How Many Teeth Should My Cat Have?
Plus what to do if he has too many teeth (or not enough).
If you’re wondering how many teeth cats have, it depends on what kind of teeth we’re talking about.
In his lifetime, your cat will have two sets of teeth — baby teeth (aka deciduous teeth) and permanent teeth — and they both contain different amounts. Kittens have 26 baby teeth that are ultimately replaced by 30 permanent adult teeth.
The Dodo spoke with Dr. Chyrle Bonk, a veterinarian working with Excited Cats, who explained everything you need to know about your cat’s changing teeth.
Types of cat teeth
Your cat has four different types of teeth in his mouth, each with their own special functions. They are:
“These teeth come in different shapes to do different jobs,” Dr. Bonk told The Dodo.
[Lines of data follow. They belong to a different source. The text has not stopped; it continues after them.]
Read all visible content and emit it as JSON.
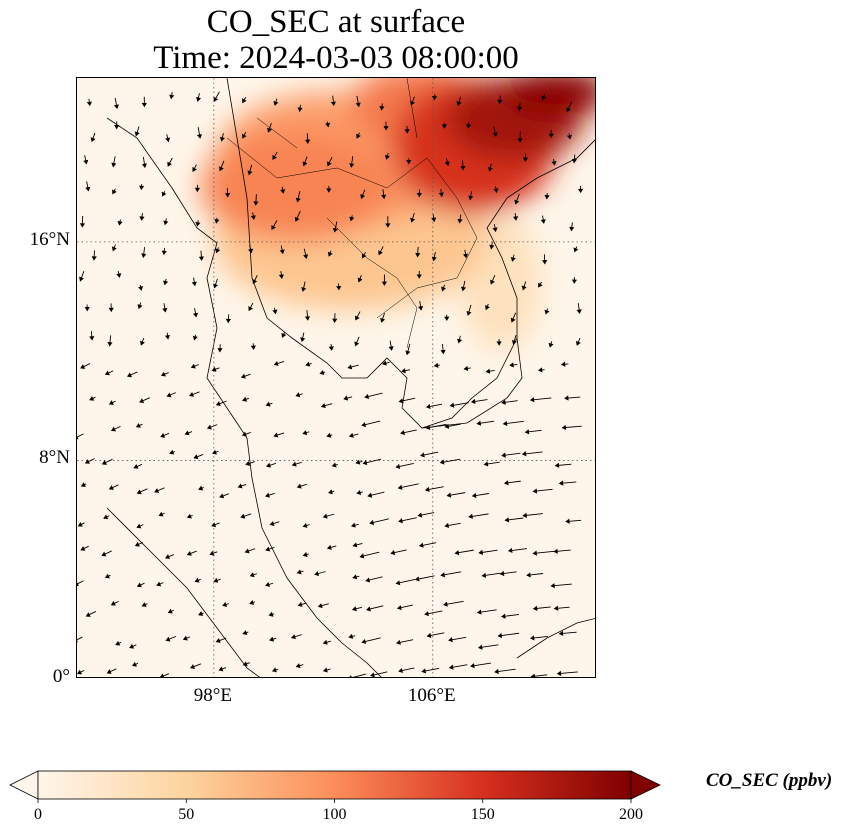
{
  "title_line1": "CO_SEC at surface",
  "title_line2": "Time: 2024-03-03 08:00:00",
  "lat_ticks": [
    {
      "label": "16°N",
      "value": 16
    },
    {
      "label": "8°N",
      "value": 8
    },
    {
      "label": "0°",
      "value": 0
    }
  ],
  "lon_ticks": [
    {
      "label": "98°E",
      "value": 98
    },
    {
      "label": "106°E",
      "value": 106
    }
  ],
  "map_extent": {
    "lon_min": 93,
    "lon_max": 112,
    "lat_min": 0,
    "lat_max": 22
  },
  "colorbar": {
    "label": "CO_SEC (ppbv)",
    "min": 0,
    "max": 200,
    "ticks": [
      "0",
      "50",
      "100",
      "150",
      "200"
    ],
    "colors": [
      "#fff5eb",
      "#fdd49e",
      "#fc8d59",
      "#d7301f",
      "#7f0000"
    ]
  },
  "concentration_regions": [
    {
      "lon": 102.5,
      "lat": 19.0,
      "rx": 4.5,
      "ry": 2.5,
      "value": 90
    },
    {
      "lon": 101.0,
      "lat": 18.0,
      "rx": 3.5,
      "ry": 2.0,
      "value": 105
    },
    {
      "lon": 103.0,
      "lat": 16.0,
      "rx": 5.0,
      "ry": 2.5,
      "value": 60
    },
    {
      "lon": 107.5,
      "lat": 19.5,
      "rx": 3.0,
      "ry": 2.5,
      "value": 150
    },
    {
      "lon": 109.0,
      "lat": 20.5,
      "rx": 2.5,
      "ry": 1.5,
      "value": 180
    },
    {
      "lon": 110.5,
      "lat": 21.5,
      "rx": 2.0,
      "ry": 0.8,
      "value": 195
    },
    {
      "lon": 105.5,
      "lat": 21.0,
      "rx": 2.5,
      "ry": 1.5,
      "value": 110
    },
    {
      "lon": 108.5,
      "lat": 14.5,
      "rx": 1.5,
      "ry": 2.5,
      "value": 30
    }
  ],
  "wind_vectors_shown": true
}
Incisors are those teeny-tiny, but sharp, little teeth in the front of your cat’s mouth. He should have six on the top and six on the bottom, so his adult set of teeth should have 12 incisors total.
Incisors help your cat rip and tear things, but they also help keep his tongue in his mouth, too.
Even though they’re called canine teeth, your cat still has them — and he should have four in total: two on the top and two on the bottom. These are those big, sharp teeth you see that almost look like fangs. According to Dr. Bonk, they’re shaped like this to grasp and tear things.
Your cat should have 10 premolars, which are the ones that will cut his food up while he’s chewing. They’re behind your cat’s canines, and he should have six on the top and four on the bottom.
Molars are the teeth way in the back of your cat’s mouth that are responsible for grinding down his food when he chews.
Your cat has four molars — two on the top and two on the bottom — and they don’t come in until after he’s already lost his baby teeth.
That’s why your cat only has 26 baby teeth but 30 adult teeth.
When do cats lose their baby teeth?
Your cat’s baby teeth will start to come in at 2 weeks old, but he won’t have them for very long. By the time he’s 3 months old, your cat will already begin losing those tiny teeth.
But losing his baby teeth can be tough on him, so that’s when you’ll start to notice him teething.
“During this time, you may notice bad breath, a little blood in their water bowl and maybe a propensity to chew on things,” Dr. Bonk said.
To make this process easier on your cat, there are toys specifically designed to soothe his achy gums while he’s teething.
And if your cat has more (or fewer) than 30 adult teeth, there’s no reason to panic. A trip to your vet will help sort everything out.
If he’s got too many teeth, your vet might want to extract any that are causing crowding or dental disease.
And if your cat doesn’t have enough teeth, your vet will help you figure out if your cat’s OK chowing down on dry food, or if he should stick to the soft stuff.